A copyright administration company started a legal case against Real Networks, Yahoo, and Microsoft, alleging that they breached copyright on several pieces of music and the authors of music they look after.
MCS Music America Inc, a subsidiary of British company Conexion Media Group PLC, filed the case in a Tennessee district court earlier this week.
MCS represents a large number of other plaintiffs in the case, which is based on streaming technology used by Microsoft, Yahoo and Real Networks.
The filing names yahoomusic.com, rhapsody.com, and zune.com and claims that these services each allow people to listen to the entire sound recording of a musical work using “on demand streams”, and also allow people during a free trial period or on payment of a monthly fee the ability to download an unlimited number of sound recordings of music.

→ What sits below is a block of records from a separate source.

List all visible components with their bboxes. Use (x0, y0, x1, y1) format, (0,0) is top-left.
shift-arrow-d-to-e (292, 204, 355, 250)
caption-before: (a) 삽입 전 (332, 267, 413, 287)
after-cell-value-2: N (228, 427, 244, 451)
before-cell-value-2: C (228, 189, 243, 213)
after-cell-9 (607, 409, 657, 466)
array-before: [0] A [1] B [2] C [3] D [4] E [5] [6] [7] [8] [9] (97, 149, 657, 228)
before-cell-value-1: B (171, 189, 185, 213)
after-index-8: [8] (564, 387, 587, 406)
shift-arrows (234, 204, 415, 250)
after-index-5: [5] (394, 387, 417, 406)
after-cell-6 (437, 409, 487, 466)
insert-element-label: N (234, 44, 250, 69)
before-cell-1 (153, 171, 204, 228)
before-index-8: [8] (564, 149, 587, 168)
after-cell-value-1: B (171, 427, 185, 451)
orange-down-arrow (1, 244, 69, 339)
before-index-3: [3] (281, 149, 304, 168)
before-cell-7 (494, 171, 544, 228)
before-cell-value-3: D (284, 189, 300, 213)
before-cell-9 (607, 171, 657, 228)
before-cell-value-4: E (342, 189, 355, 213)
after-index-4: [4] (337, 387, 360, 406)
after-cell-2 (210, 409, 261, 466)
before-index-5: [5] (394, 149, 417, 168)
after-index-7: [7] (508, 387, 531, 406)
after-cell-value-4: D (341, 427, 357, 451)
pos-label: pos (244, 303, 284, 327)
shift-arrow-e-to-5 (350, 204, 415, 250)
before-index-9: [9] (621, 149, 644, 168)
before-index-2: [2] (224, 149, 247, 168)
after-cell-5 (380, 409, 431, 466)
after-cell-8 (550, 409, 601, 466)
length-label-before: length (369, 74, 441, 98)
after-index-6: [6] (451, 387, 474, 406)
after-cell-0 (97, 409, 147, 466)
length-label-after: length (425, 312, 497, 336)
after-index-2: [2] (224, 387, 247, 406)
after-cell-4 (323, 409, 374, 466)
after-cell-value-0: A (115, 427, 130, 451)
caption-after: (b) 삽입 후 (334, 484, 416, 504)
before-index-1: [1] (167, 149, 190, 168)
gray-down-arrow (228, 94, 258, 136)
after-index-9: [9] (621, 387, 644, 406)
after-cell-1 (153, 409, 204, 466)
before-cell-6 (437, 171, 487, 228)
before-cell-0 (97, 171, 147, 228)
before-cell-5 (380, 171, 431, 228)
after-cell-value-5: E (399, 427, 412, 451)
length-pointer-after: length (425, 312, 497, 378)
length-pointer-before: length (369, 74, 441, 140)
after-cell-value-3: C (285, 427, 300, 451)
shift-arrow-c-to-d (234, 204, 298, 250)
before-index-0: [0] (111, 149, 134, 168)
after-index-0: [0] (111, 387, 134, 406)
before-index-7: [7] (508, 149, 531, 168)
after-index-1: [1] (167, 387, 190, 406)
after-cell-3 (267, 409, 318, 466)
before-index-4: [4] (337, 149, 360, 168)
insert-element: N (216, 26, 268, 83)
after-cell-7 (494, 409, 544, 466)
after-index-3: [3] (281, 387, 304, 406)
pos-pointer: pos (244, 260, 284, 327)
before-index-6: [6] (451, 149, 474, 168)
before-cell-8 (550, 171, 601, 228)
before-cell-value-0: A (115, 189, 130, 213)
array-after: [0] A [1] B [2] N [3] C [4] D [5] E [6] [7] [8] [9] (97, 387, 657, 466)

The downloads, allege the suit, stay on peoples’ hard drives as long as the free trial period runs, or the monthly subscription fee is paid. To do so, the suit continues, the defendants have to obtain not only the rights for the sound recording itself, but the rights for the underlying musical competition.
MCS Music America, it continues, doesn’t own any of the copyrighted works it names in the filing, but is the current or previous exclusive copyright licensing administrator for each of the plaintiffs named.
It names a number of works that it claims it is the sole legal or beneficial owner. Those include “Oh to be kept by Jesus”. It also administers the following titles: “Ain’t gonna be their fool no more”; “Borderline”; “Destitute & Losin'”; “Don’t lie to me”; “El Salvador”; “Greed of Man (Tell Me)”; “Innocent”; “Stuck in the Middle”; “Man with a Memory – Woman with a past”; “Fifteen Years Ago”; “Fifteen Years Going Up”; “When she Cries”; “A Different Journey”; “Autumn Prelude and Autumn Echo”; “Bird Flight”; “Blues for OT”; “Dervish Dance”; “European Fantasy”; “Forest Flower”; “Goin’ to Memphis”; “Island Blues”; “Karma” and many many other titles listed in the law suit.
MCS is demanding $150,000 for each act of infringement of the plaintiffs’ copyrighted works, costs, and an injunction preventing future infringement of the plaintiffs’ copyrighted works.